FRANCE98

« Quand vous êtes enten­dus dans l’affaire Fes­tina, vous êtes plusieurs à con­fesser avoir pris de l’ecstasy le soir de votre expul­sion du Tour en 98…
Ouais, on est à Brive-la-Gaillarde, tout va plutôt très mal et nous on va se met­tre sur le toit, le soir… Je ne vais pas entrer dans les détails mais dis­ons qu’on a vécu une sacré soirée. On a été au bout de notre his­toire, fal­lait que ça finisse comme ça… Tôt ou tard, ça nous serait tombé sur la gueule, faut bien le dire, on avait atteint un niveau… On allait gen­ti­ment dans le mur. Après, il y a des tas de choses qui expliquent que ce soit tombé sur nous. Notre supré­matie gênait beau­coup et for­cé­ment, la sus­pi­cion s’était instal­lée. Ça n’a pas aidé qu’on soit tout le temps devant. Quand t’as huit Fes­tina qui font le tempo et que der­rière t’as huit ou dix mecs qui arrivent à suivre… » (…)

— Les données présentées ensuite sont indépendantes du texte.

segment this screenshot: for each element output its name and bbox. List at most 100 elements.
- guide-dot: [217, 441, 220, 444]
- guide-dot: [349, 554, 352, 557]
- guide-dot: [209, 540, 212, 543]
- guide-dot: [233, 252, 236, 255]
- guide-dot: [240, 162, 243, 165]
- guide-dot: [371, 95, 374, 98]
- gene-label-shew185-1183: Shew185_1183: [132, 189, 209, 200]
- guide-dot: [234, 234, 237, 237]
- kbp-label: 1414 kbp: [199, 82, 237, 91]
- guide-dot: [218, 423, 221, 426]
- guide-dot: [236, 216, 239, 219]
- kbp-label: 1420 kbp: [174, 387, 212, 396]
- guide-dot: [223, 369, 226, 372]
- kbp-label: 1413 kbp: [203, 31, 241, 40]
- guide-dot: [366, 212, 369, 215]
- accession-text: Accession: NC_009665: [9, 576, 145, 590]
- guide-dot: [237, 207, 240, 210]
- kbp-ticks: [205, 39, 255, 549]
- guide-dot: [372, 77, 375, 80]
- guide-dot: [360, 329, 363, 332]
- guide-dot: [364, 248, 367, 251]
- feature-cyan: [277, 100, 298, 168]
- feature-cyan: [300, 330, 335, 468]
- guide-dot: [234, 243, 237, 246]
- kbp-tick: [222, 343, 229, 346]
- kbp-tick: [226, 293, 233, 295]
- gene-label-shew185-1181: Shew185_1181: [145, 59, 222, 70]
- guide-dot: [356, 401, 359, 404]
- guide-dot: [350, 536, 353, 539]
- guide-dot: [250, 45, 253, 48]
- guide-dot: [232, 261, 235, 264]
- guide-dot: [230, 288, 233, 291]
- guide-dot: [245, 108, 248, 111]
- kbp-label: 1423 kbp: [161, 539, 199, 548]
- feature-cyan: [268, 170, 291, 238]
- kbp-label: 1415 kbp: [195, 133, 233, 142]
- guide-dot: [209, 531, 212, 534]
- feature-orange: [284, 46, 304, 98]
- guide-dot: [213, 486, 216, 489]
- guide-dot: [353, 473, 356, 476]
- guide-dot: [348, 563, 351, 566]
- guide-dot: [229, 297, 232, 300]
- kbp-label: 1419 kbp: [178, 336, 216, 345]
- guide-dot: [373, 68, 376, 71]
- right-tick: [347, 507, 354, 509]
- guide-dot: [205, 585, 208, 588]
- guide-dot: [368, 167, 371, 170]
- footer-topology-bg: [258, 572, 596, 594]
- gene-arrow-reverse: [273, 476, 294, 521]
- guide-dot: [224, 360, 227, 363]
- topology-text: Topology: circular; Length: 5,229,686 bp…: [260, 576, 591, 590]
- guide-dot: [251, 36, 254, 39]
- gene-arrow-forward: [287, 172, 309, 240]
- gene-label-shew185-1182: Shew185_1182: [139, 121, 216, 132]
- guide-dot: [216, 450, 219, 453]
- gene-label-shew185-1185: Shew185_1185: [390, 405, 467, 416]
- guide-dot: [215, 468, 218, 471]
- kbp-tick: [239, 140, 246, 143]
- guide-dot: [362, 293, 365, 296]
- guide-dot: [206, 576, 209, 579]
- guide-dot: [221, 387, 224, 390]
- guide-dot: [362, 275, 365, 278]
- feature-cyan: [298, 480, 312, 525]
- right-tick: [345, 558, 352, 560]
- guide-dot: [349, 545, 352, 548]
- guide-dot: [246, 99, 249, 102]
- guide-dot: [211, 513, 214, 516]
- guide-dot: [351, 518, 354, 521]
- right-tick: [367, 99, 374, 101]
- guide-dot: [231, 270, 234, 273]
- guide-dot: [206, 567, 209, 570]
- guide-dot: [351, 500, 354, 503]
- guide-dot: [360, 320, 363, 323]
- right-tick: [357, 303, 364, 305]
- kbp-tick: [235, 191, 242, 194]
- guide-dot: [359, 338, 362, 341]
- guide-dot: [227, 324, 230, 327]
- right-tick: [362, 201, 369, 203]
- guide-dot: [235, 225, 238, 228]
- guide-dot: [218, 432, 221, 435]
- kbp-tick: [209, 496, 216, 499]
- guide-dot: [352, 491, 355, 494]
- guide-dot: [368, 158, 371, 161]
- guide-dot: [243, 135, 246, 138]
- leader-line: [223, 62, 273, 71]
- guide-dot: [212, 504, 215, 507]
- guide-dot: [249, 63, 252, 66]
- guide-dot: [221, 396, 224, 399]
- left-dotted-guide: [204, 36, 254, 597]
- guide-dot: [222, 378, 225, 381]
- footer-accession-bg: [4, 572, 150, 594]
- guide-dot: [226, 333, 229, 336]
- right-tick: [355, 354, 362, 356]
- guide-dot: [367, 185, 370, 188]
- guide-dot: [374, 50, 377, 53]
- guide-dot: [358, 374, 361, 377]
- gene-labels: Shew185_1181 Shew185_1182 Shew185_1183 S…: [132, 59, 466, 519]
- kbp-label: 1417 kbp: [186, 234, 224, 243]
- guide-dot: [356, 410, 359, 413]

« Virenque a nié jusqu’au bout, et il vous en a voulu d’avoir tous craqué…
Quand t’es pas un ban­dit de grand chemin et que tu te retrouve en garde à vue, tu sais pas trop ce que ça veut dire, tu veux ren­trer chez toi. T’as pas tué, t’as pas volé, t’as out­repassé une règle sportive qui est pénale­ment répréhen­si­ble, mais ça n’engageait que toi… Au final, c’est toi qui pre­nais les risques. On n’a mis per­sonne en dan­ger si ce n’est notre vie, notre santé. » (…)

« Ça veut quand même dire que tu don­nais un peu ton corps à la sci­ence aveuglé­ment…
Ouais, c’est vrai. On verra dans quelques années s’il y a des con­séquences. Je ne me rendais pas compte à l’époque, et je pense que les copains non plus. On suiv­ait les pro­to­coles, on était en con­fi­ance, hein. On ne nous a jamais obligés, chez Fes­tina, à pren­dre quoique ce soit. Cette ques­tion a été posée à Erwan Men­théour : “Si boire un verre de gasoil te per­met de gag­ner le Tour de France, qu’est ce que tu fais ?” Il a répondu : “J’en bois deux pour en gag­ner deux.” Voilà, tout est résumé là. »

Christophe Moreau dans Pédale! #8, Été 2018.